The virtually frictionless coating on the skin of a particular Sahara lizard that allows it to burrow at speed through sand was finding applications in industry that would render conventional bearings superfluous, they said.

And the ability of certain plants and beetles in the Namib to store sugars without having access to water for decades could provide technologies that would make conventional refrigeration techniques redundant.

This could, for example, allow vaccines to be stored without refrigeration and facilitate the vaccination of millions of children who currently had no access to life-saving medicines.

Achim Steiner, the executive director of the UN Environment Programme, said, however, that these new techniques "cannot be funded by philanthropy alone."

"We need entrepreneuers.
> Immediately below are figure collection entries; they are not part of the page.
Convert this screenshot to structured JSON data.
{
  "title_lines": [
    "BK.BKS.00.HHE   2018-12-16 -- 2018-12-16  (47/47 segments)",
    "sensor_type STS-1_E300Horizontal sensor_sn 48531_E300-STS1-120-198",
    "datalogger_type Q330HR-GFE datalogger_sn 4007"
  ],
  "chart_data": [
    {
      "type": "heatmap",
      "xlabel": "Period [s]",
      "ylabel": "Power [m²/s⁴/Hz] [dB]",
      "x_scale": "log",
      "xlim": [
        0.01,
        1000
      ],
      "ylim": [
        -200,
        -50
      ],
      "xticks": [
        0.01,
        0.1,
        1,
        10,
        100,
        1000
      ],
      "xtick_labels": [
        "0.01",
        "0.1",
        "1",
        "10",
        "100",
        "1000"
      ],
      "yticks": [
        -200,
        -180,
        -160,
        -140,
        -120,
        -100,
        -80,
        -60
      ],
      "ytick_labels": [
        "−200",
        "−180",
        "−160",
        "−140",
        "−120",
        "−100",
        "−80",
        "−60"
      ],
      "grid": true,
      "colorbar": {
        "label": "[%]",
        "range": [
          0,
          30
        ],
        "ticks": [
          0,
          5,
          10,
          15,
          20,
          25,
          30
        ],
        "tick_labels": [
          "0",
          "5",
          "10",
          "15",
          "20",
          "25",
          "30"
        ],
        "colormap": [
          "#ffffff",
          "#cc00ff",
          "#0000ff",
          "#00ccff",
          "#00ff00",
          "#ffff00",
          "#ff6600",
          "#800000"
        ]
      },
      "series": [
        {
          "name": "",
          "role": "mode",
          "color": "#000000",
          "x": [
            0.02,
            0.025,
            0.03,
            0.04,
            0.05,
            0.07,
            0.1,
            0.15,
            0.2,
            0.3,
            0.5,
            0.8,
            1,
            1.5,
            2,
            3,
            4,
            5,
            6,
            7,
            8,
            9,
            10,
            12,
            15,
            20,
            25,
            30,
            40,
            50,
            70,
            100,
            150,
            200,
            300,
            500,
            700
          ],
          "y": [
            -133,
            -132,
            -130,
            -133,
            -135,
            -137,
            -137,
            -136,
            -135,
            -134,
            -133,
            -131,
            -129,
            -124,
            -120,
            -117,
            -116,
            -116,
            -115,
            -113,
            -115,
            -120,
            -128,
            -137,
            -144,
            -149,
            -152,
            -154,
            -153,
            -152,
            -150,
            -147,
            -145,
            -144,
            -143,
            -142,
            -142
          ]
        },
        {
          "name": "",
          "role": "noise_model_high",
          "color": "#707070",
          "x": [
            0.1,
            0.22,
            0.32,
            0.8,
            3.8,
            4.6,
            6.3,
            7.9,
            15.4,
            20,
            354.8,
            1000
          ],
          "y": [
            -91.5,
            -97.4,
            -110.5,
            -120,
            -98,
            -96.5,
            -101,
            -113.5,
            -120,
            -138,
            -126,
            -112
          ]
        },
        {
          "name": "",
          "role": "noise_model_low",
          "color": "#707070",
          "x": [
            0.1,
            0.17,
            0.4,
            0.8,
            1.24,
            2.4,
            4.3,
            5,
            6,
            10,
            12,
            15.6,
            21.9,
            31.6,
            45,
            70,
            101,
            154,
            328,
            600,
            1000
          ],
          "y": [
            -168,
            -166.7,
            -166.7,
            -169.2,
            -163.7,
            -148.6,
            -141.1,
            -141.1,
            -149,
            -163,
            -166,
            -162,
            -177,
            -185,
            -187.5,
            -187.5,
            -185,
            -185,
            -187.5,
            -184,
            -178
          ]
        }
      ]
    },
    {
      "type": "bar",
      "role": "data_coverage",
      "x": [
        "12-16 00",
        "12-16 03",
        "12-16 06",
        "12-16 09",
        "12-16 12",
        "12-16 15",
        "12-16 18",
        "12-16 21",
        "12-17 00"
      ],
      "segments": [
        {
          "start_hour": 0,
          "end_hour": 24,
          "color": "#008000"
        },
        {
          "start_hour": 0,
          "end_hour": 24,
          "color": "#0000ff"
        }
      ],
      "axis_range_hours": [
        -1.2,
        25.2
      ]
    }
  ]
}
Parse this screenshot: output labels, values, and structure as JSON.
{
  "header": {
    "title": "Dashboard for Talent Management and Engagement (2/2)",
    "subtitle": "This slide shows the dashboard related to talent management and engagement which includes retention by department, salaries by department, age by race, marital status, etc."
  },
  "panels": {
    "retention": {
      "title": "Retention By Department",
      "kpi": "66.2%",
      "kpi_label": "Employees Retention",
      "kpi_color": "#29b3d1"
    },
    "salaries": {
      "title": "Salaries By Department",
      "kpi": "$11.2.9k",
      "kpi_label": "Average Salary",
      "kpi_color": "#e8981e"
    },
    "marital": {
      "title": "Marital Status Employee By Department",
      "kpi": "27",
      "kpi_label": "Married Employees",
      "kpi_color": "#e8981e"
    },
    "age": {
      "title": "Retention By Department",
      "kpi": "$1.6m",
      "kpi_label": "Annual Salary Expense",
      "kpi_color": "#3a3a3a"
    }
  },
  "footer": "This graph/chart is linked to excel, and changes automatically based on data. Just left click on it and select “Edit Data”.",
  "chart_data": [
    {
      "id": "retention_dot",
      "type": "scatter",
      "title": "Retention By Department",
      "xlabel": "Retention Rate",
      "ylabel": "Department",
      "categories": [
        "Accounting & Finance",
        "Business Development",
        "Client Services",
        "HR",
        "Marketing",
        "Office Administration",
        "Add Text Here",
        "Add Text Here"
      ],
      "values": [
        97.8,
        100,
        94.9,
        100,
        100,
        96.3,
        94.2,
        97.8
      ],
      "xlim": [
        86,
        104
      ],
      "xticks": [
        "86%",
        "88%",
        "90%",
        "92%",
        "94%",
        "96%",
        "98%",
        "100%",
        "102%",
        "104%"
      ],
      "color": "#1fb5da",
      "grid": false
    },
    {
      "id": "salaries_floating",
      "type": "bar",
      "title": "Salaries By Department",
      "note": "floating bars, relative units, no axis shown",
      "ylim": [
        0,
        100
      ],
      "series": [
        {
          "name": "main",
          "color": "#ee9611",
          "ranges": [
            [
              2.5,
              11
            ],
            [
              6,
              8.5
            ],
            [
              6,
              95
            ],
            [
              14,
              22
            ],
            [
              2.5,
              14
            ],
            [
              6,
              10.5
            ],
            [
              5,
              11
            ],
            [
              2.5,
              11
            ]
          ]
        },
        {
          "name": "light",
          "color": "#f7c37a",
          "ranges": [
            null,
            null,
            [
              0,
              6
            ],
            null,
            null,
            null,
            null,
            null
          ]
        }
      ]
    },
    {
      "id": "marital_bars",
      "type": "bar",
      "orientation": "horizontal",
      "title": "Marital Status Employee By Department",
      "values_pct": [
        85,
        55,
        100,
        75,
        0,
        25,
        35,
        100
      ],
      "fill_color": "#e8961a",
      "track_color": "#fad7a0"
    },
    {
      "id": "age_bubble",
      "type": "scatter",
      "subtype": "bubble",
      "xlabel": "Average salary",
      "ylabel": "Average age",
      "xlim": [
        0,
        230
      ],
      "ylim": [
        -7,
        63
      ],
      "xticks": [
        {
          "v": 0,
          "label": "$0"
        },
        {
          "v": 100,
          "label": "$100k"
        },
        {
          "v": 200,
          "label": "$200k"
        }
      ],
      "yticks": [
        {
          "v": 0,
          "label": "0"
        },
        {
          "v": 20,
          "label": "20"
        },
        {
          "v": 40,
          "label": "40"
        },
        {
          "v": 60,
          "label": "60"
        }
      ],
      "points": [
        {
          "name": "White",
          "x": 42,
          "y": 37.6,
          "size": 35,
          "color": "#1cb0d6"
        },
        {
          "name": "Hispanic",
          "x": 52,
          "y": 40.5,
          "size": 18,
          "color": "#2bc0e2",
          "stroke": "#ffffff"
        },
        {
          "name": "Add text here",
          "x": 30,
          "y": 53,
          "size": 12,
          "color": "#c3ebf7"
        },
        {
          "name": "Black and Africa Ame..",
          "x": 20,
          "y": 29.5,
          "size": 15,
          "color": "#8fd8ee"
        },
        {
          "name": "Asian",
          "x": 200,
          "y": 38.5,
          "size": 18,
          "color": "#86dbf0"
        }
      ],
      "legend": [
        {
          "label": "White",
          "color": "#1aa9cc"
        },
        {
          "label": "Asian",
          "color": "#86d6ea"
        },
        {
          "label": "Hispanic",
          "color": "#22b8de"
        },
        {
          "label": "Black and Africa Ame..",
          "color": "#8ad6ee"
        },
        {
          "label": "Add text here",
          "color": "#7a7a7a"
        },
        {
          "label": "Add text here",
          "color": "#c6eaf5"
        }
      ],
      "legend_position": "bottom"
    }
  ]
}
We need to change the way markets and economies work," Steiner said.

He noted that most investment was going into refining what he termed "yesterday's technologies," rather than in the paradigm shift required.

Governments had a role in encouraging entrepreneurs to invest in these new technologies, Steiner said.

The ninth conference of the parties to the CBD, which began on May 19, entered its final, political, phase Wednesday with a call from German Chancellor Angela Merkel for a "complete change of course" on species preservation.

Delegates needed to come to "trailblazing decision," Merkel said.

The conference, which ends Friday, is being attended by around 6,000 delegates from around 190 countries that have ratified the CBD. The United States has signed the convention, launched at the Rio Earth Summit in 1992, but not ratified it.